Deux courtiers successifs : lequel a droit à la commission ?

Un vendeur d’immeubles mandate le courtier n° 1 en vue de lui trouver un acquéreur. En 2006, le courtier présente un acquéreur potentiel, la société A. Par la suite, plusieurs discussions ont lieu quant au prix de l’objet, mais aucun accord n’est trouvé. Au printemps 2009, puis à nouveau en automne 2009 et encore au printemps 2010, le vendeur enjoint le courtier de ne plus rien faire. Il n’y a donc plus de mandat.

À fin janvier 2012, une nouvelle courtière intervient, prépare une nouvelle plaquette et propose cet immeuble à divers contacts. Parmi ceux-ci, la société A, qui répond qu’elle a déjà perdu assez de temps avec cet immeuble et qu’elle n’est plus intéressée par cet objet. La nouvelle courtière (n° 2) insiste, en expliquant qu’elle a des relations privilégiées avec le vendeur. Finalement, la vente se réalise en automne 2012, l’acquéreur étant une société du groupe A.

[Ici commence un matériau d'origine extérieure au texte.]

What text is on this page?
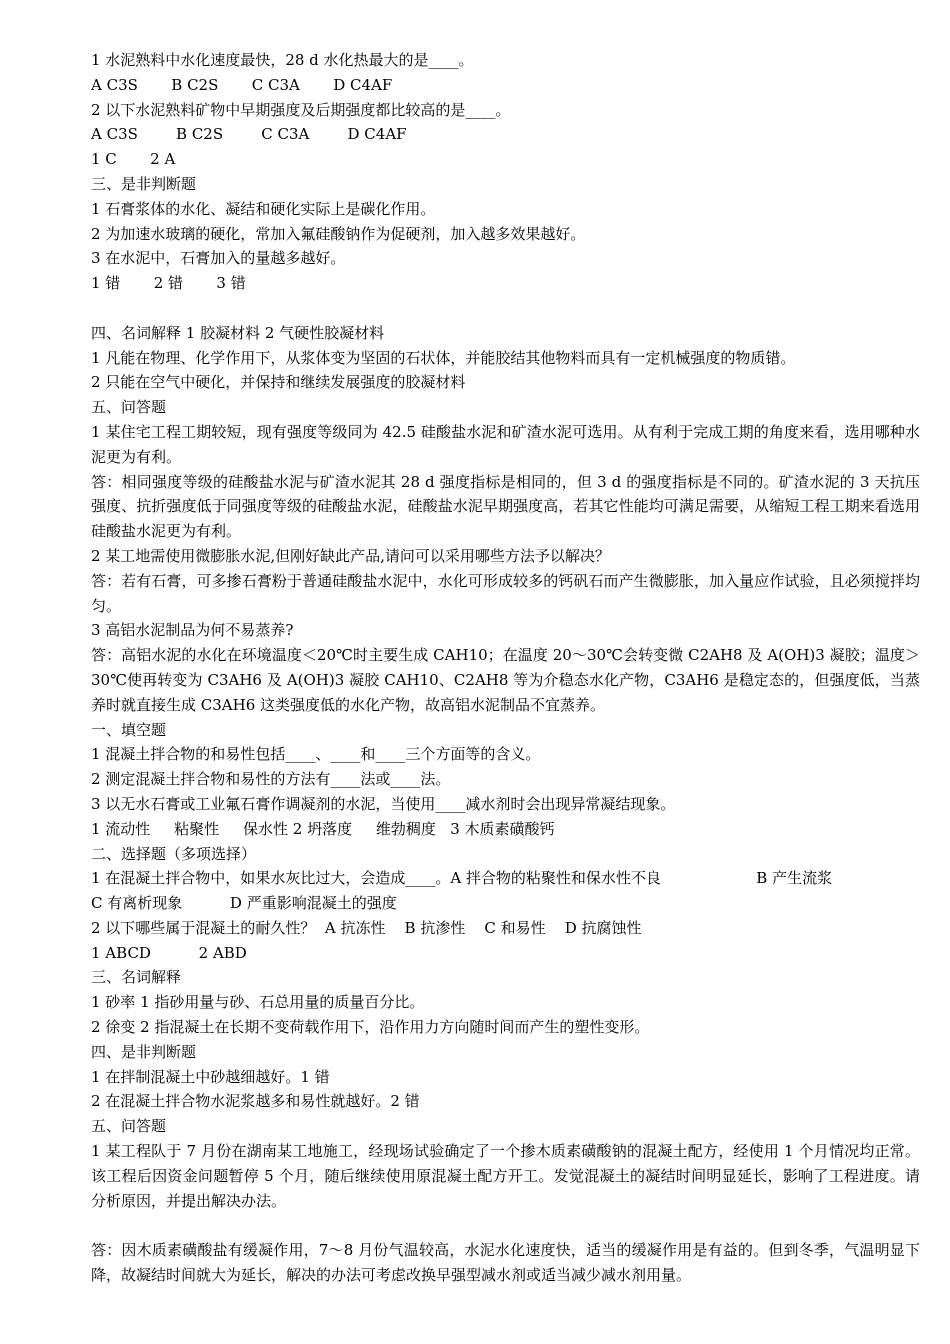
1 水泥熟料中水化速度最快，28 d 水化热最大的是____。
A C3S       B C2S       C C3A       D C4AF
2 以下水泥熟料矿物中早期强度及后期强度都比较高的是____。
A C3S        B C2S        C C3A        D C4AF
1 C       2 A
三、是非判断题
1 石膏浆体的水化、凝结和硬化实际上是碳化作用。
2 为加速水玻璃的硬化，常加入氟硅酸钠作为促硬剂，加入越多效果越好。
3 在水泥中，石膏加入的量越多越好。
1 错       2 错       3 错
四、名词解释 1 胶凝材料 2 气硬性胶凝材料
1 凡能在物理、化学作用下，从浆体变为坚固的石状体，并能胶结其他物料而具有一定机械强度的物质错。
2 只能在空气中硬化，并保持和继续发展强度的胶凝材料
五、问答题
1 某住宅工程工期较短，现有强度等级同为 42.5 硅酸盐水泥和矿渣水泥可选用。从有利于完成工期的角度来看，选用哪种水泥更为有利。
答：相同强度等级的硅酸盐水泥与矿渣水泥其 28 d 强度指标是相同的，但 3 d 的强度指标是不同的。矿渣水泥的 3 天抗压强度、抗折强度低于同强度等级的硅酸盐水泥，硅酸盐水泥早期强度高，若其它性能均可满足需要，从缩短工程工期来看选用硅酸盐水泥更为有利。
2 某工地需使用微膨胀水泥,但刚好缺此产品,请问可以采用哪些方法予以解决？
答：若有石膏，可多掺石膏粉于普通硅酸盐水泥中，水化可形成较多的钙矾石而产生微膨胀，加入量应作试验，且必须搅拌均匀。
3 高铝水泥制品为何不易蒸养?
答：高铝水泥的水化在环境温度＜20℃时主要生成 CAH10；在温度 20～30℃会转变微 C2AH8 及 A(OH)3 凝胶；温度＞30℃使再转变为 C3AH6 及 A(OH)3 凝胶 CAH10、C2AH8 等为介稳态水化产物，C3AH6 是稳定态的，但强度低，当蒸养时就直接生成 C3AH6 这类强度低的水化产物，故高铝水泥制品不宜蒸养。
一、填空题
1 混凝土拌合物的和易性包括____、____和____三个方面等的含义。
2 测定混凝土拌合物和易性的方法有____法或____法。
3 以无水石膏或工业氟石膏作调凝剂的水泥，当使用____减水剂时会出现异常凝结现象。
1 流动性     粘聚性     保水性 2 坍落度     维勃稠度   3 木质素磺酸钙
二、选择题（多项选择）
1 在混凝土拌合物中，如果水灰比过大，会造成____。A 拌合物的粘聚性和保水性不良                    B 产生流浆
C 有离析现象          D 严重影响混凝土的强度
2 以下哪些属于混凝土的耐久性？  A 抗冻性    B 抗渗性    C 和易性    D 抗腐蚀性
1 ABCD          2 ABD
三、名词解释
1 砂率 1 指砂用量与砂、石总用量的质量百分比。
2 徐变 2 指混凝土在长期不变荷载作用下，沿作用力方向随时间而产生的塑性变形。
四、是非判断题
1 在拌制混凝土中砂越细越好。1 错
2 在混凝土拌合物水泥浆越多和易性就越好。2 错
五、问答题
1 某工程队于 7 月份在湖南某工地施工，经现场试验确定了一个掺木质素磺酸钠的混凝土配方，经使用 1 个月情况均正常。该工程后因资金问题暂停 5 个月，随后继续使用原混凝土配方开工。发觉混凝土的凝结时间明显延长，影响了工程进度。请分析原因，并提出解决办法。
答：因木质素磺酸盐有缓凝作用，7～8 月份气温较高，水泥水化速度快，适当的缓凝作用是有益的。但到冬季，气温明显下降，故凝结时间就大为延长，解决的办法可考虑改换早强型减水剂或适当减少减水剂用量。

Le courtier n° 1 revendique alors sa commission pour Fr. 1’296’000.-, que le vendeur refuse de payer. Le tribunal de première instance lui donne tort : il ne subsistait plus aucun lien entre son activité, quelques années auparavant, et la vente, réalisée sur d’autres bases. Il perd également en appel et recourt au Tribunal fédéral (TF)

Le TF rappelle la nécessité — pour le courtage de négociation ici en cause mais non pour le courtage de simple indication — d’un lien psychologique entre les efforts du courtier et la décision de l’acquéreur d’acheter (4A_213/2017 du 27 octobre 2017). Ce lien peut subsister malgré la rupture des pourparlers. Mais si les efforts du premier courtier n’ont abouti à aucun résultat et que les pourparlers consécutifs à cette activité ont été définitivement rompus, l’affaire étant finalement faite certes avec le premier intéressé, mais sur des bases toutes nouvelles, ce lien n’existe plus. Il est vrai cependant qu’on est ici en présence d’un simple courtage d’indication, car le courtier n° 1 n’avait pas pour mission de convaincre l’acquéreur. Cela suffit-il à justifier la commission de ce courtier ?

Le TF constate que si la nouvelle courtière (n° 2) n’était pas intervenue, l’affaire ne se serait pas faite. L’acquéreur avait décidé de ne plus s’intéresser à cet objet. Cette volonté négative était même un obstacle au travail de cette courtière n° 2, qui a dû le surmonter grâce à ses liens privilégiés avec le vendeur et à son travail de persuasion, reprenant tout à zéro. Les bases de la nouvelle négociation étaient aussi différentes, tout comme le prix de l’objet. Il y a donc eu 2 périodes très distinctes. L’indication donnée par le courtier n° 1 n’a plus joué de rôle. Le recours est rejeté.

4A_153/2017 du 29.11.2017

Notre commentaire :

La situation est toujours délicate lorsqu’il y a courtages successifs. Elle l’est encore davantage si les deux courtages ne sont que « d’indication » et non de « négociation ». Toutefois, si le premier courtage est uniquement « d’indication » alors que le second courtage est « de négociation », l’enseignement de cet arrêt est qu’on admettra plus facilement la rupture du lien de causalité entre l’activité du premier courtier et la vente. Ce qui est finalement décisif, c’est de savoir ce qui se serait passé si le second courtier n’était pas intervenu : l’immeuble aurait-il été vendu ou non ? Si la réponse est négative, on comprend que le second courtier puisse empocher seul la commission. De plus la chronologie a joué ici un rôle important, plusieurs années s’étant écoulées entre les deux courtages.